Dow Jones has responded to serious Internet competition for advertising revenue well with the acquisitions of Web sites. Dow Jones has seen rising profits from its online holdings. Most recently, online revenue rose by 30% in the first quarter of 2007 for the company. Dow Jones is also taking advantage of the increased use of wire services for online news, and has found a new niche for its already highly profitable news wire service.

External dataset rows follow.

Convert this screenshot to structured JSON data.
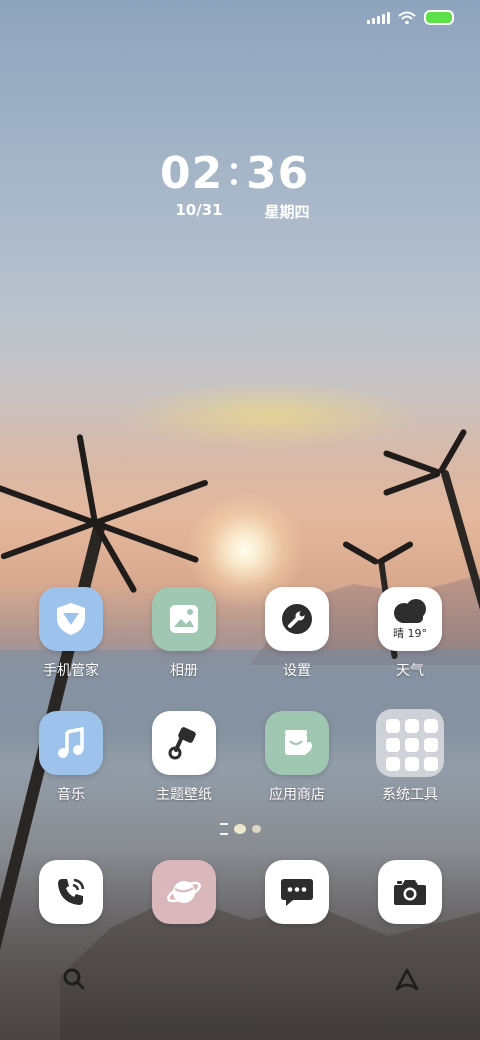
{
  "status_bar": {
    "signal_icon": "signal-icon",
    "wifi_icon": "wifi-icon",
    "battery_icon": "battery-icon",
    "battery_color": "#5ce14a"
  },
  "clock": {
    "hour": "02",
    "minute": "36",
    "date": "10/31",
    "weekday": "星期四"
  },
  "apps": [
    {
      "label": "手机管家",
      "icon": "shield-icon"
    },
    {
      "label": "相册",
      "icon": "gallery-icon"
    },
    {
      "label": "设置",
      "icon": "wrench-icon"
    },
    {
      "label": "天气",
      "icon": "weather-icon",
      "weather_text": "晴 19°"
    },
    {
      "label": "音乐",
      "icon": "music-icon"
    },
    {
      "label": "主题壁纸",
      "icon": "theme-icon"
    },
    {
      "label": "应用商店",
      "icon": "store-icon"
    },
    {
      "label": "系统工具",
      "icon": "folder-icon"
    }
  ],
  "dock": [
    {
      "icon": "phone-icon"
    },
    {
      "icon": "browser-icon"
    },
    {
      "icon": "messages-icon"
    },
    {
      "icon": "camera-icon"
    }
  ],
  "bottom": {
    "search_icon": "search-icon",
    "home_icon": "home-icon"
  }
}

Though the Wall Street Journal has continued to do well in advertising, particularly in the past year, it has not been completely immune to the threats which the Internet has posed to traditional media sources. Specifically, search engines have created serious competition for B2B advertising.
While its effort to diversify into consumer advertising reduce this risk factor, Dow Jones' reliance on B2B advertising--in particular from the financial and technological sectors--exposes it in the case of an economic downturn in these areas.